According to Daniels, the stadium has only 12,000 parking spaces but has an agreement with the neighboring Texas Rangers baseball team to use their stadium’s lot as well. Combined, the two lots offer approximately 24,000 parking spots, and additional traffic is controlled by the city of Arlington.
“If everyone brings an average of three people per vehicle, that’s around 75,000,” Daniels said. “With the cooperation of the other available lots, we have yet to see any real parking problems thus far.”
Daniels also said that two years have gone into planning the Super Bowl, which will be held in Arlington early next year.
In late November, four months prior to the inauguration of the National Stadium, ICODER announced the Costa Rica-Argentina match and the Shakira concert. The complete program for inauguration week is yet to be announced, and no official parking plans have been made public. It is unclear whether any even exist.
The Tico Times attempted to contact José Pablo Badilla, an attorney representing Chinese construction company Anhui Foreign Economic Construction, but was unable to speak with him by press time.
On a fence on the north side of the street that flanks the National Stadium, a Coldwell Banker sign advertises property for sale. “Ideal for tower or parking,” the sign says.
In the compact landscape surrounding La Sabana Park, construction of a parking garage could serve as a remedy to the potential transit mess caused by National Stadium events.
“I think the location is ideal for a parking garage,” said José Zúñiga, manager of Coldwell Banker Vesta Group Escazú, which manages the property next to the stadium. “There is enough space on the property to build two levels of underground parking and two levels above ground.

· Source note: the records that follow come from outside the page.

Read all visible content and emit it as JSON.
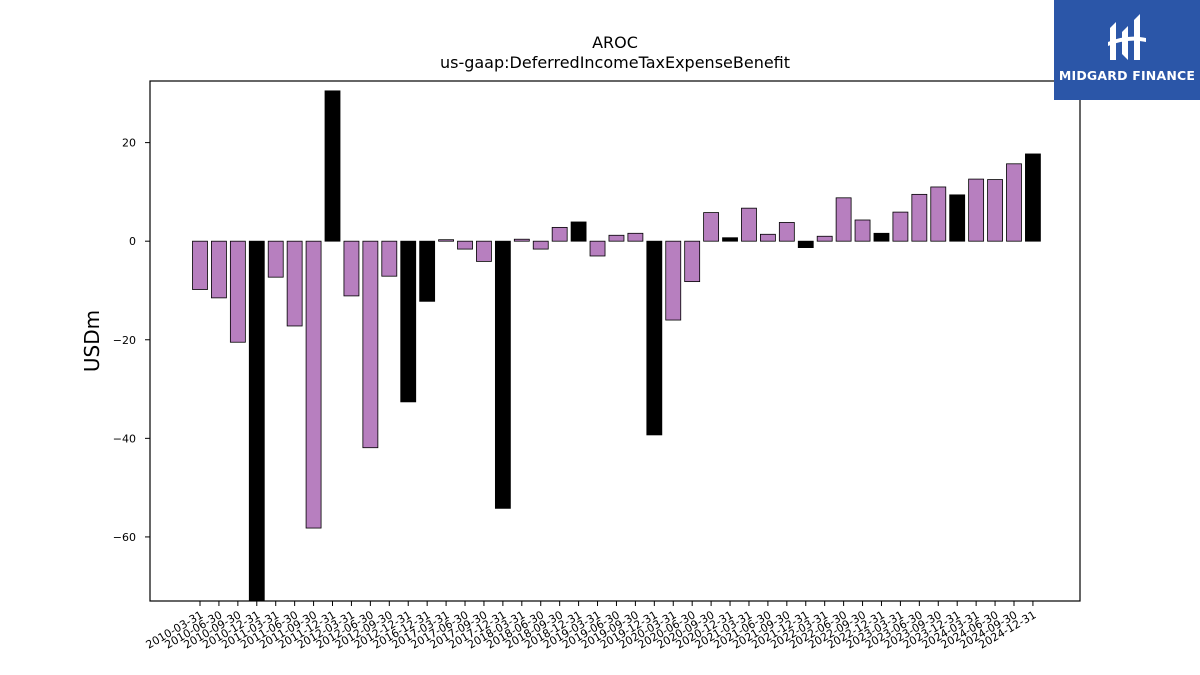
{
  "chart_data": {
    "type": "bar",
    "title": "AROC",
    "subtitle": "us-gaap:DeferredIncomeTaxExpenseBenefit",
    "ylabel": "USDm",
    "xlabel": "",
    "ylim": [
      -73,
      32.5
    ],
    "yticks": [
      20,
      0,
      -20,
      -40,
      -60
    ],
    "ytick_labels": [
      "20",
      "0",
      "−20",
      "−40",
      "−60"
    ],
    "grid": false,
    "categories": [
      "2010-03-31",
      "2010-06-30",
      "2010-09-30",
      "2010-12-31",
      "2011-03-31",
      "2011-06-30",
      "2011-09-30",
      "2011-12-31",
      "2012-03-31",
      "2012-06-30",
      "2012-09-30",
      "2012-12-31",
      "2016-12-31",
      "2017-03-31",
      "2017-06-30",
      "2017-09-30",
      "2017-12-31",
      "2018-03-31",
      "2018-06-30",
      "2018-09-30",
      "2018-12-31",
      "2019-03-31",
      "2019-06-30",
      "2019-09-30",
      "2019-12-31",
      "2020-03-31",
      "2020-06-30",
      "2020-09-30",
      "2020-12-31",
      "2021-03-31",
      "2021-06-30",
      "2021-09-30",
      "2021-12-31",
      "2022-03-31",
      "2022-06-30",
      "2022-09-30",
      "2022-12-31",
      "2023-03-31",
      "2023-06-30",
      "2023-09-30",
      "2023-12-31",
      "2024-03-31",
      "2024-06-30",
      "2024-09-30",
      "2024-12-31"
    ],
    "values": [
      -9.8,
      -11.5,
      -20.5,
      -75,
      -7.3,
      -17.2,
      -58.2,
      30.5,
      -11.1,
      -41.9,
      -7.1,
      -32.6,
      -12.2,
      0.3,
      -1.6,
      -4.1,
      -54.2,
      0.4,
      -1.6,
      2.8,
      3.9,
      -3.0,
      1.2,
      1.6,
      -39.3,
      -16.0,
      -8.2,
      5.8,
      0.7,
      6.7,
      1.4,
      3.8,
      -1.3,
      1.0,
      8.8,
      4.3,
      1.6,
      5.9,
      9.5,
      11.0,
      9.4,
      12.6,
      12.5,
      15.7,
      17.7
    ],
    "bar_color_quarterly": "#b77fbf",
    "bar_color_annual": "#000000",
    "annual_flags": [
      false,
      false,
      false,
      true,
      false,
      false,
      false,
      true,
      false,
      false,
      false,
      true,
      true,
      false,
      false,
      false,
      true,
      false,
      false,
      false,
      true,
      false,
      false,
      false,
      true,
      false,
      false,
      false,
      true,
      false,
      false,
      false,
      true,
      false,
      false,
      false,
      true,
      false,
      false,
      false,
      true,
      false,
      false,
      false,
      true
    ]
  },
  "logo": {
    "text": "MIDGARD FINANCE",
    "background": "#2b56a8"
  }
}
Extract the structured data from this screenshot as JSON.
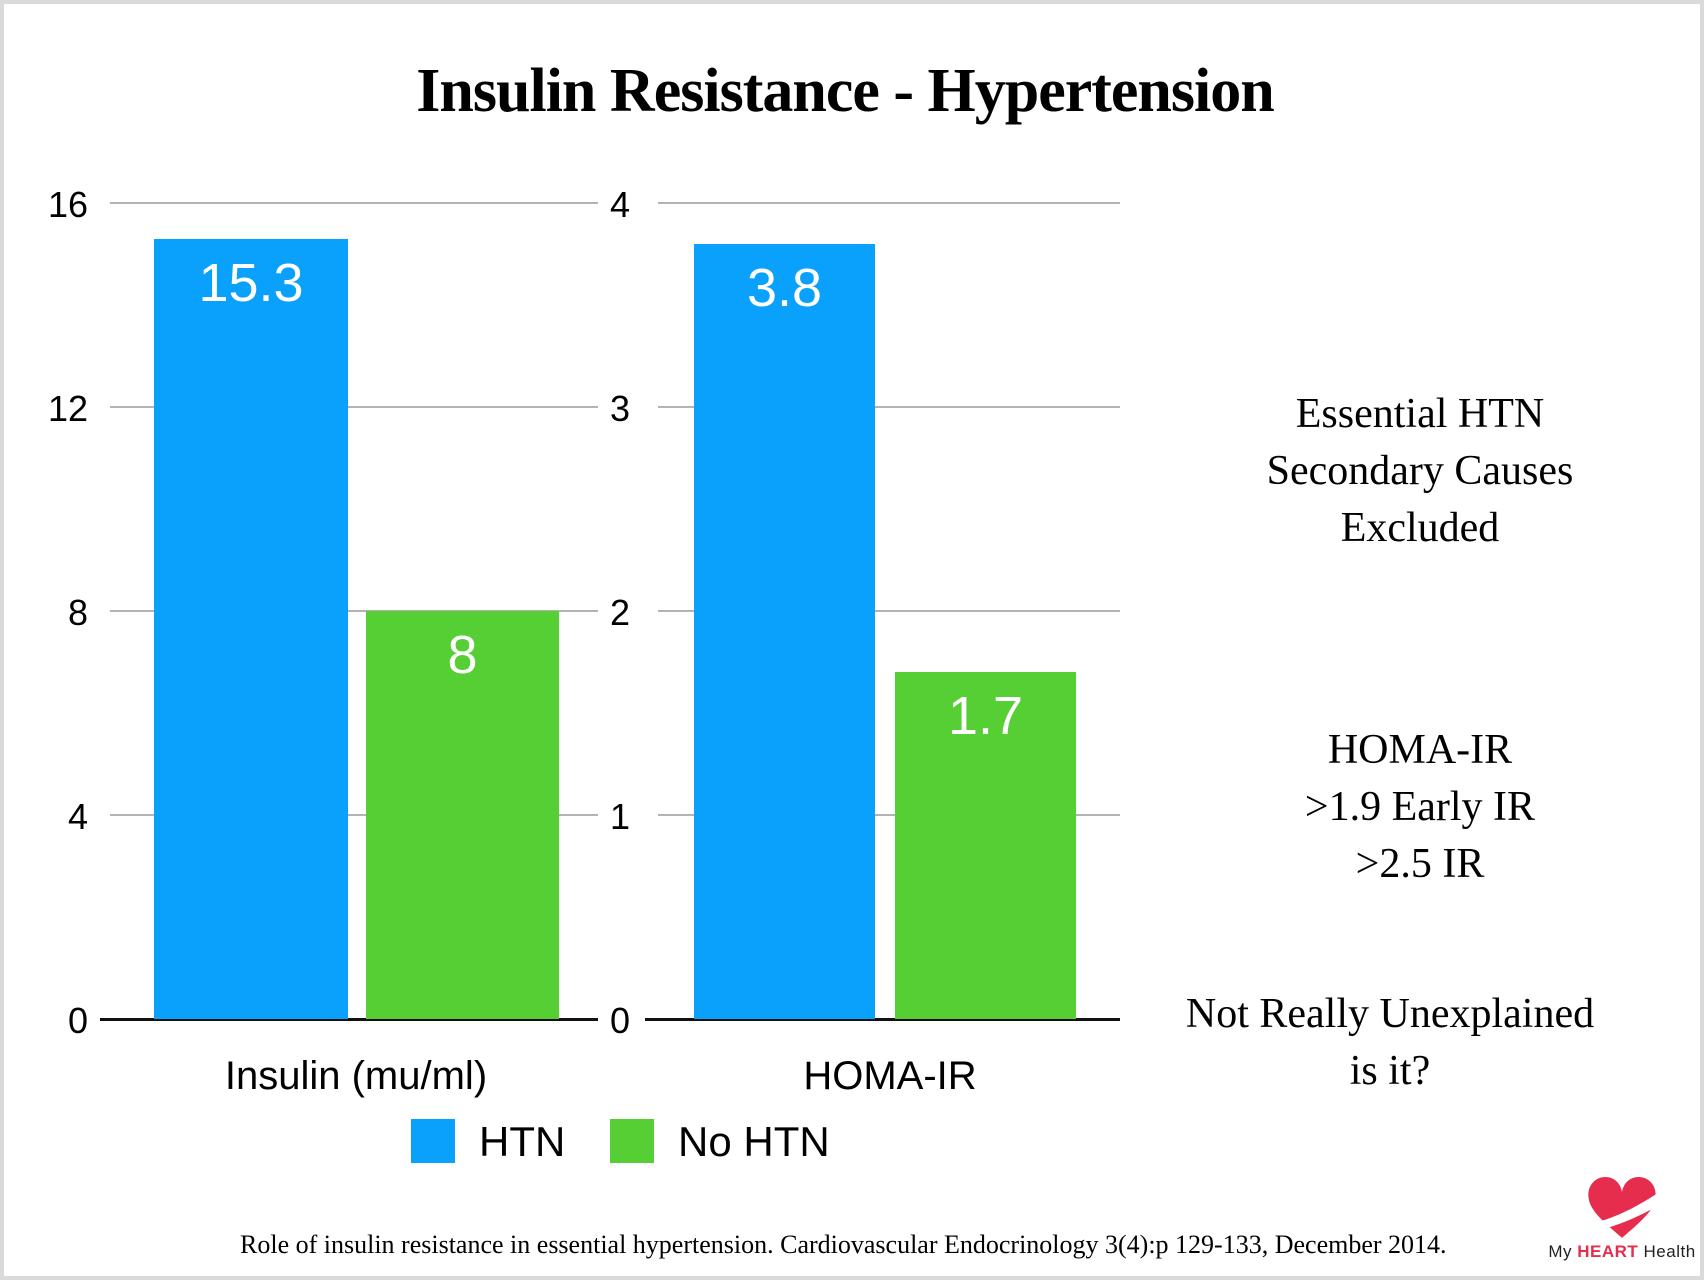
{
  "slide": {
    "title": "Insulin Resistance - Hypertension"
  },
  "colors": {
    "htn": "#0aa1fc",
    "no_htn": "#56cf35",
    "gridline": "#b3b3b3",
    "axis": "#111111",
    "logo_red": "#e62d4d"
  },
  "legend": {
    "items": [
      {
        "label": "HTN",
        "color_key": "htn"
      },
      {
        "label": "No HTN",
        "color_key": "no_htn"
      }
    ]
  },
  "chart_data": [
    {
      "type": "bar",
      "panel": "left",
      "categories": [
        "HTN",
        "No HTN"
      ],
      "values": [
        15.3,
        8
      ],
      "value_labels": [
        "15.3",
        "8"
      ],
      "series_color_keys": [
        "htn",
        "no_htn"
      ],
      "xlabel": "Insulin (mu/ml)",
      "ylabel": "",
      "ylim": [
        0,
        16
      ],
      "yticks": [
        0,
        4,
        8,
        12,
        16
      ],
      "grid": true,
      "legend_position": "bottom"
    },
    {
      "type": "bar",
      "panel": "right",
      "categories": [
        "HTN",
        "No HTN"
      ],
      "values": [
        3.8,
        1.7
      ],
      "value_labels": [
        "3.8",
        "1.7"
      ],
      "series_color_keys": [
        "htn",
        "no_htn"
      ],
      "xlabel": "HOMA-IR",
      "ylabel": "",
      "ylim": [
        0,
        4
      ],
      "yticks": [
        0,
        1,
        2,
        3,
        4
      ],
      "grid": true,
      "legend_position": "bottom"
    }
  ],
  "notes": {
    "block1": {
      "lines": [
        "Essential HTN",
        "Secondary Causes",
        "Excluded"
      ]
    },
    "block2": {
      "lines": [
        "HOMA-IR",
        ">1.9 Early IR",
        ">2.5 IR"
      ]
    },
    "block3": {
      "lines": [
        "Not Really Unexplained",
        "is it?"
      ]
    }
  },
  "footer": {
    "citation": "Role of insulin resistance in essential hypertension. Cardiovascular Endocrinology 3(4):p 129-133, December 2014."
  },
  "logo": {
    "prefix": "My ",
    "emphasis": "HEART",
    "suffix": " Health"
  }
}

It’s a much better option than having to pay someone by the hour to watch your car when you go to an event, like they do at many stadiums in Costa Rica.”
“I think that if there is no plan in place, people will just start parking on the fields of (La Sabana) park,” Zúñiga said.
“They might try to control it at first but, with nowhere to park, there might not be anything that can be done to stop it. If that happens, it could demolish the park. It would be a total catastrophe,” he said.